18. bölüm

102 13 7
                                    

Şirkete geldik gelir gelmez arabadan indim ve çağani geride bırakarak şirkete giriş yaptım. Çoğu personelin gözü üstümdeydi ne yani hiç mi elbise giyen kadın görmemiş bunlar? Belime sarılan bi çift el ile oraya baktım. Tabikide cagandi bu başka kim olabilir ki?

"Napiyosun"

"Evli olduğumuzu unuttun mu hayatım"

Dişlerinin arasından konuştu. Neye sinirlendi bu yine!?

"Unutmak mümkün mü?"

Konuşmadı. Bende konuşmadım. Odaya gelince ellerini çekti

"Ben sana üzerini değiş demiştim!"

"Sanane! Karışma bana!"

"Bak Tuana her ne kadar seni sevmesem de başına bişey gelsin istemem ortalık kötü"

"Anladık sevmiyosun sürekli söyleyip durma şunu"

"Ne o? Üzülüyor musun yoksa?"

Duraksadım. Evet onu seviyordum. Hemde çok seviyordum ama o beni kandırdı. Ve şuan nefret var sadece içimde. Nedense ona baktıkça için gidiyor. Ah! Hadi ama Tuana kendini kandırma ondan nefret etmiyosun! Seviyosun işte! Bal gibi aşıksın. Evet aşığım ama elimden bişey gelmiyor ki .. iç sesimle kavgayı bırakıp çağana döndüm bana bakıyordu ve cevap bekliyordu. Gözümden 1-2 damla yaş düşünce agladigimi yeni farkettim.

"İyi misin"

Bişey demedim. Konuşursam yine sevmediğini ve intikam için evlendiğini söyleyecek. Bunu bir kere daha duymaya dayanamam. Gözlerimi ondan ayırdım ve benim için ayrılan masaya geçtim. Hala bana bakıyordu

"Tuana noldu birden?"

Şaka mi bu adam? Şimdide beni düşünüyormus gibi davranıyor.

"Neden konusmuyosun"

"Sus ve işini yap artık"

Zar zor kurmustum bu cümleyi.

"Bebek gibi aglicak misin"

"Evet"

Yanıma geldi kolumdan tuttu ve beni ayağa kaldırdı. Kollarımı sıkıyordu cok canım yaniyo ama belli etmedim

"DELİRTİCEK MİSİN SEN BENİ!"

Birden bagirinca irkildim. Gözlerinden alev çıkıyor beni öldürmezse iyidir

"AGLAYAN İNSANLARDAN NEFRET EDERİM! BEBEK GİBİ AGLAYACAKSAN DEFOL GİT ODADAN!"

"Bağırma"

"NEDEN"

yine irkildim.

"Kolumu bırakır mısın"

Daha çok sıkmaya basladi.

"NEFRET EDİYORUM SENDEN"

Kolumun acısıyla ağzımdan acı dolu çığlık çıktı. Gözlerim penceredeki kalabalığa kenetlendi herkes bizi izliyordu.
kolumu birden bıraktı. Ve odadan çıkıp gitti. Olduğum yerde kalakaldım kimildayamiyordum. Ben onu bu kadar çok severken o benden nefret ediyor çok tuhaf...

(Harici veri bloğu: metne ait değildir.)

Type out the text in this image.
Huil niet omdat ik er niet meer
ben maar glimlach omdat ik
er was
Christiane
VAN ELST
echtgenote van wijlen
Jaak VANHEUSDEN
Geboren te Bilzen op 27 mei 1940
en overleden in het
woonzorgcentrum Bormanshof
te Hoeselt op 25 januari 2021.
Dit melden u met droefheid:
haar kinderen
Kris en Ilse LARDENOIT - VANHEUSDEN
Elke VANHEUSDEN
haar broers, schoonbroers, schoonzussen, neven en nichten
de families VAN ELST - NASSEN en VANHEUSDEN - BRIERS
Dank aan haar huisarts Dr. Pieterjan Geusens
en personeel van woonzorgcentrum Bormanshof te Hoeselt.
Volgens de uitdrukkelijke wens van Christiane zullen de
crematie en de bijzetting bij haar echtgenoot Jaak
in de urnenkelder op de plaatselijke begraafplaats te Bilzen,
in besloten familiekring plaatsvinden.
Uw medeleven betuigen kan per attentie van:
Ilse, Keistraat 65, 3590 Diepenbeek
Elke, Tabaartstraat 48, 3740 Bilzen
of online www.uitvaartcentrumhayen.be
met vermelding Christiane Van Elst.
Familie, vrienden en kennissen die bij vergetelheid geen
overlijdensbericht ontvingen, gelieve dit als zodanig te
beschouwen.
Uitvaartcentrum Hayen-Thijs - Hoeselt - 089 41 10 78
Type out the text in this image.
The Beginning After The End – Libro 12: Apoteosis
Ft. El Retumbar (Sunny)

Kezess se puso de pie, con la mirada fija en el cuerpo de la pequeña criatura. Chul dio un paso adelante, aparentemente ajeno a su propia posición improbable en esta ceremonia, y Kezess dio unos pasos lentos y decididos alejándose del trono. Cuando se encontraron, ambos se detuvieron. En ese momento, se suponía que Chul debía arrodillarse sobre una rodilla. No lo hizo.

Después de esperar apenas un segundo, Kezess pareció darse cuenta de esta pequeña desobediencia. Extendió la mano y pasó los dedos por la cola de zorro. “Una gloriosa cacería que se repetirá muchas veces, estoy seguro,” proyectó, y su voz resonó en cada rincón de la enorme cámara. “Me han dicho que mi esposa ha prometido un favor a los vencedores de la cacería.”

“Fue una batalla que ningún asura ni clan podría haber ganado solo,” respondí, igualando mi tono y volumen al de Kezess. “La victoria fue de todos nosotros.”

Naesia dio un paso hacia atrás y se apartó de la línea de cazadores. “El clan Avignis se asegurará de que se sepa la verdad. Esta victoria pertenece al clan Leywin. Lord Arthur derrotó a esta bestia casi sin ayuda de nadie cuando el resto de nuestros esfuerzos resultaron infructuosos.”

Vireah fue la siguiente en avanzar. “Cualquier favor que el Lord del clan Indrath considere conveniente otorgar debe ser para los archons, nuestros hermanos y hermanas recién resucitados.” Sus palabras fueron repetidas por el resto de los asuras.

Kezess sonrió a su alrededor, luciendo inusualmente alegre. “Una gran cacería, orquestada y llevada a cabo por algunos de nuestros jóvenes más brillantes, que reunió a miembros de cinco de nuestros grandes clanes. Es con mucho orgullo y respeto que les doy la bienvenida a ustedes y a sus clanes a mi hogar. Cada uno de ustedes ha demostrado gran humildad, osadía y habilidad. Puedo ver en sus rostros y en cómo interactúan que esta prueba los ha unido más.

Odaya birinin girmesiyle gözlerimi sildim. Çağanin abisiydi

"İyi misin Tuana"

Başımı salladım

"Çağanla kavga mı ettiniz"

Bişey demedim

"Neyse anladım ben.."

Kapıyı çarpıp odadan çıktı. Neyse Tuana kendine gel! Aynanın önünde saçımı başımı düzelttim makyajımı tazeledim ve yüzüme yalandan gülümseme yerleştirdim. Masadaki dosyaları alıp alt kata indim. Karnımdan guruldama sesi gelmeye başladı. Acıktım sanırım. Ama birşey yemicem canım istemiyor. Dosyaları yerine koyup tekrar yukarı çıktım. Bilgisayarin başına oturdum işlerimi halletmeye başladım. 3 saat sonra işlerimi halletmistim. Ve bu 3 saat boyunca çağan gelmemişti nereye gitmiş olabilir ki? Of aman banane!
Hava almak için dışarı çıktım. Bir banka oturdum ve gözlerimi kapattım. Bi süre düşündüm. Biraz daha düşünürsem kafayı yicem. Gözümü açtım ve ilk gördüğüm çağan oldu. Uzaktaydi ve Bana bakıyordu. Hızla ayağa kalktım. Kalkar kalkmaz basım döndü. Elimi başıma götürdüm. Sonrasi karanlık.